Everything you need to know about today’s media coverage of Israel.
News & Commentary
• The Jerusalem Post obtained a document sent to Israeli envoys abroad spelling out some of the legal problems Palestinian statehood faces. It’s an important story; I expanded on but one of the points raised: Who is A Palestinian Citizen?
• Ofcom (pdf format) released its findings on Al-Jazeera’s PaliLeaks coverage. The investigation was at the PLO’s request, and Al-Jazeera comes out clean. Ofcom’s bottom line:
The part played by Dr Erakat and the PLO was an important element of that process, and the documents obtained from Dr Erakat’s office were clearly important and useful in informing viewers’ understanding of their part in the peace process. In these circumstances, even to the extent that Dr Erakat’s and the PLO’s expectations of privacy were engaged, Ofcom took the view that the public interest outweighed this expectation and considered that the obtaining and use of the material was warranted.
Ofcom therefore found that there was no unwarranted infringement of Dr Erakat’s privacy or that of the PLO in the making or the broadcast of the programme.
Of coures, Al Jazeera’s crowing vindication. And the head of the AJ’s “transparency unit,” Clayton Swisher, takes to The Guardian (CiF section) to do the same.

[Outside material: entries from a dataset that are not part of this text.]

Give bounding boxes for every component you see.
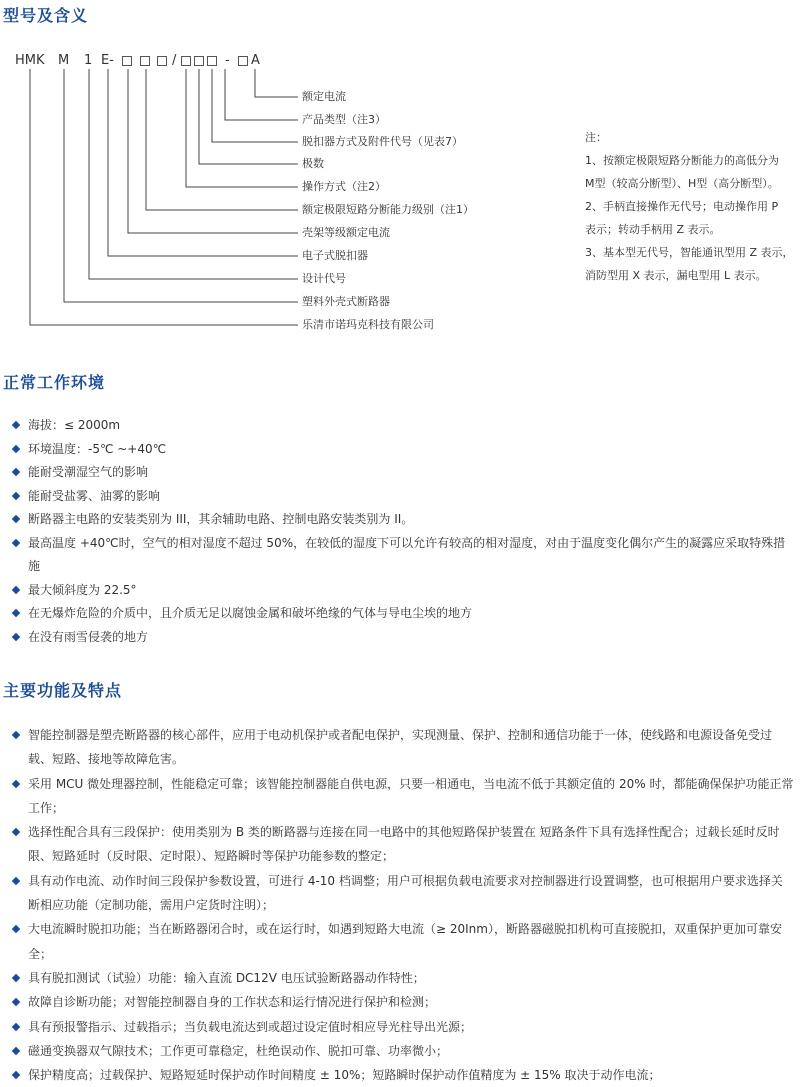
- diamond-bullet-icon: [12, 925, 20, 933]
- field-rated-current: 额定电流: [302, 90, 346, 103]
- environment-list: [12, 414, 794, 649]
- list-item: 在无爆炸危险的介质中，且介质无足以腐蚀金属和破坏绝缘的气体与导电尘埃的地方: [12, 602, 794, 626]
- list-item: 磁通变换器双气隙技术；工作更可靠稳定，杜绝误动作、脱扣可靠、功率微小；: [12, 1039, 794, 1063]
- list-item: 环境温度：-5℃ ~+40℃: [12, 438, 794, 462]
- code-box-operation: [157, 56, 167, 66]
- diamond-bullet-icon: [12, 468, 20, 476]
- diamond-bullet-icon: [12, 609, 20, 617]
- field-product-type: 产品类型（注3）: [302, 113, 386, 126]
- diamond-bullet-icon: [12, 585, 20, 593]
- field-electronic-release: 电子式脱扣器: [302, 249, 368, 262]
- diamond-bullet-icon: [12, 515, 20, 523]
- code-box-frame: [122, 56, 132, 66]
- field-company: 乐清市诺玛克科技有限公司: [302, 318, 434, 331]
- diamond-bullet-icon: [12, 1071, 20, 1079]
- field-frame-current: 壳架等级额定电流: [302, 226, 390, 239]
- diamond-bullet-icon: [12, 779, 20, 787]
- list-item: 大电流瞬时脱扣功能；当在断路器闭合时，或在运行时，如遇到短路大电流（≥ 20Inm），断路器磁脱扣机构可直接脱扣，双重保护更加可靠安全；: [12, 917, 794, 966]
- list-item: 最高温度 +40℃时，空气的相对湿度不超过 50%，在较低的湿度下可以允许有较高的相对湿度，对由于温度变化偶尔产生的凝露应采取特殊措施: [12, 532, 794, 579]
- code-slash: /: [172, 53, 177, 68]
- notes-block: [585, 126, 797, 287]
- code-electronic: 1: [84, 53, 93, 68]
- list-item: 具有脱扣测试（试验）功能：输入直流 DC12V 电压试验断路器动作特性；: [12, 966, 794, 990]
- diamond-bullet-icon: [12, 877, 20, 885]
- field-design-code: 设计代号: [302, 272, 346, 285]
- code-current-suffix: A: [251, 53, 260, 68]
- list-item: 能耐受潮湿空气的影响: [12, 461, 794, 485]
- note-line: 消防型用 X 表示，漏电型用 L 表示。: [585, 269, 767, 282]
- diamond-bullet-icon: [12, 974, 20, 982]
- section-title-environment: 正常工作环境: [3, 373, 106, 392]
- code-box-poles: [181, 56, 191, 66]
- list-item: 采用 MCU 微处理器控制，性能稳定可靠；该智能控制器能自供电源，只要一相通电，当电流不低于其额定值的 20% 时，都能确保保护功能正常工作；: [12, 772, 794, 821]
- field-operation-mode: 操作方式（注2）: [302, 180, 386, 193]
- section-title-features: 主要功能及特点: [3, 681, 123, 700]
- list-item: 保护精度高；过载保护、短路短延时保护动作时间精度 ± 10%；短路瞬时保护动作值精度为 ± 15% 取决于动作电流；: [12, 1063, 794, 1087]
- code-design: M: [58, 53, 70, 68]
- note-line: M型（较高分断型）、H型（高分断型）。: [585, 177, 779, 190]
- list-item: 智能控制器是塑壳断路器的核心部件，应用于电动机保护或者配电保护，实现测量、保护、控制和通信功能于一体，使线路和电源设备免受过载、短路、接地等故障危害。: [12, 723, 794, 772]
- code-frame: E-: [101, 53, 114, 68]
- code-box-current: [238, 56, 248, 66]
- code-box-breaking: [140, 56, 150, 66]
- notes-title: 注：: [585, 131, 607, 144]
- code-dash: -: [225, 53, 230, 68]
- diamond-bullet-icon: [12, 998, 20, 1006]
- diamond-bullet-icon: [12, 731, 20, 739]
- note-line: 1、按额定极限短路分断能力的高低分为: [585, 154, 779, 167]
- code-series: HMK: [15, 53, 45, 68]
- diamond-bullet-icon: [12, 1022, 20, 1030]
- diamond-bullet-icon: [12, 421, 20, 429]
- note-line: 2、手柄直接操作无代号；电动操作用 P: [585, 200, 779, 213]
- list-item: 故障自诊断功能；对智能控制器自身的工作状态和运行情况进行保护和检测；: [12, 990, 794, 1014]
- note-line: 3、基本型无代号，智能通讯型用 Z 表示，: [585, 246, 794, 259]
- list-item: 具有预报警指示、过载指示；当负载电流达到或超过设定值时相应导光柱导出光源；: [12, 1015, 794, 1039]
- model-code-diagram: [0, 40, 800, 340]
- list-item: 最大倾斜度为 22.5°: [12, 579, 794, 603]
- diamond-bullet-icon: [12, 828, 20, 836]
- list-item: 能耐受盐雾、油雾的影响: [12, 485, 794, 509]
- diamond-bullet-icon: [12, 632, 20, 640]
- features-list: [12, 723, 794, 1087]
- list-item: 断路器主电路的安装类别为 III，其余辅助电路、控制电路安装类别为 II。: [12, 508, 794, 532]
- diamond-bullet-icon: [12, 538, 20, 546]
- list-item: 具有动作电流、动作时间三段保护参数设置，可进行 4-10 档调整；用户可根据负载电流要求对控制器进行设置调整，也可根据用户要求选择关断相应功能（定制功能，需用户定货时注明）；: [12, 869, 794, 918]
- section-title-model: 型号及含义: [3, 6, 89, 25]
- field-breaking-capacity: 额定极限短路分断能力级别（注1）: [302, 203, 474, 216]
- code-box-trip: [194, 56, 204, 66]
- list-item: 选择性配合具有三段保护：使用类别为 B 类的断路器与连接在同一电路中的其他短路保护装置在 短路条件下具有选择性配合；过载长延时反时限、短路延时（反时限、定时限）、短路瞬时等保护功能参数的整定；: [12, 820, 794, 869]
- field-trip-accessory: 脱扣器方式及附件代号（见表7）: [302, 135, 463, 148]
- diamond-bullet-icon: [12, 1047, 20, 1055]
- diamond-bullet-icon: [12, 491, 20, 499]
- diamond-bullet-icon: [12, 444, 20, 452]
- field-poles: 极数: [302, 157, 324, 170]
- list-item: 在没有雨雪侵袭的地方: [12, 626, 794, 650]
- code-box-type: [207, 56, 217, 66]
- field-mccb: 塑料外壳式断路器: [302, 295, 390, 308]
- note-line: 表示；转动手柄用 Z 表示。: [585, 223, 721, 236]
- list-item: 海拔：≤ 2000m: [12, 414, 794, 438]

The leaks from earlier this year exposed a Palestinian honesty gap.
• Get a load of the this prejudiced description of Elliott Abrams in the Financial Times (click via Google News). Keep in mind that this is from a news story:
“There are ways for Congress to express its displeasure that don’t involve cutting off aid,” says Elliott Abrams, a Middle East adviser in the Bush administration and a leading conservative voice against the Palestinians.
• David Miliband follows up on yesterday’s Daily Telegraph Gaza dispatch with his own commentary in The Guardian‘s CiF section. The former foreign minister is critical of Israel, but his tone is nowhere near as vitriolic as Riddell.
• Yoram Ettinger (Israel HaYom) weighs in on Israel-US relations.
• The Mahmoud Abbas Latin American Tour ’11 rolls on. The LA Times reports on stops in Columbia, El Salvador, Mexico . . .
Arab Spring
• Staff-eds in the Washington Post and The Australian denounce the Egyptian junta’s handling of sectarian violence and the rising influence of Islamic elements. And Bret Stephens (WSJ via Google News) points out the government can’t blame the Jews for this one:
Gone is Mr. Sharaf’s narrative, a popular staple when Hosni Mubarak was still in power, of a united Egyptian nation undercut by the sinister meddling of outside forces. Gone as well is the Arab Spring narrative of tech-savvy, pro-democracy protesters standing tall and proud against the dinosaur Mubarak regime. Gone even is the narrative of the liberal secularists versus the Muslim Brotherhood.
Instead, picture Egypt as a vacant lot in which a dozen or so combustible elements—a leaking oil can here; some dry wood over there; patches of desiccated grass—sit in varying degrees of proximity to one another, while the boys who play in the lot light cigarettes. Chances are, something will catch fire. Chances are that if something does, all of it will.
• Yitzchok Adlerstein (LA Times op-ed) slams Egypt for blocking the export of palm fronds to Israel. Is the Egyptian Ministry of Agriculture the Grinch that stole Sukkot?
Only hatred and spite could move a government to act so irrationally and counterproductively.
On a related note, Gaza farmers tell Al Jazeera that the Hamas ban on lulav exports to Israel is political. The farmers say the infection hit just one plantation and all the affected trees were destroyed. So is it blight or spite?
• A NY Times staff-ed slams Security Council’s paralysis over Syria. The NYT also reports that the Syrian economy’s “buckling” under the weight of economic sanctions:
With Syria’s currency weakening, its recession expanding, its tourism industry wrecked and international sanctions affecting most essential sectors, the International Monetary Fund now expects Syria’s economy to shrink this year, by at least 2 percent.
Rest O’ the Roundup
• Wafa News: Hamas raided the offices of the Palestinian Journalists Syndicate.
• I don’t know how this headline got by BBC copy editors who have issues with a certain word that start with a T and rhymes with error. At least they remembered how to spell the T-word correctly:
• Emma Hurd (Sky News) looks at secular-religious tensions in Jerusalem. I’m not sure Hurd really understands the nuances between the religious and non-religious populations of Israel.
• Since 9/11, the value of Israeli security exports have risen from $2 billion a year to $7 billion a year. More at UPI.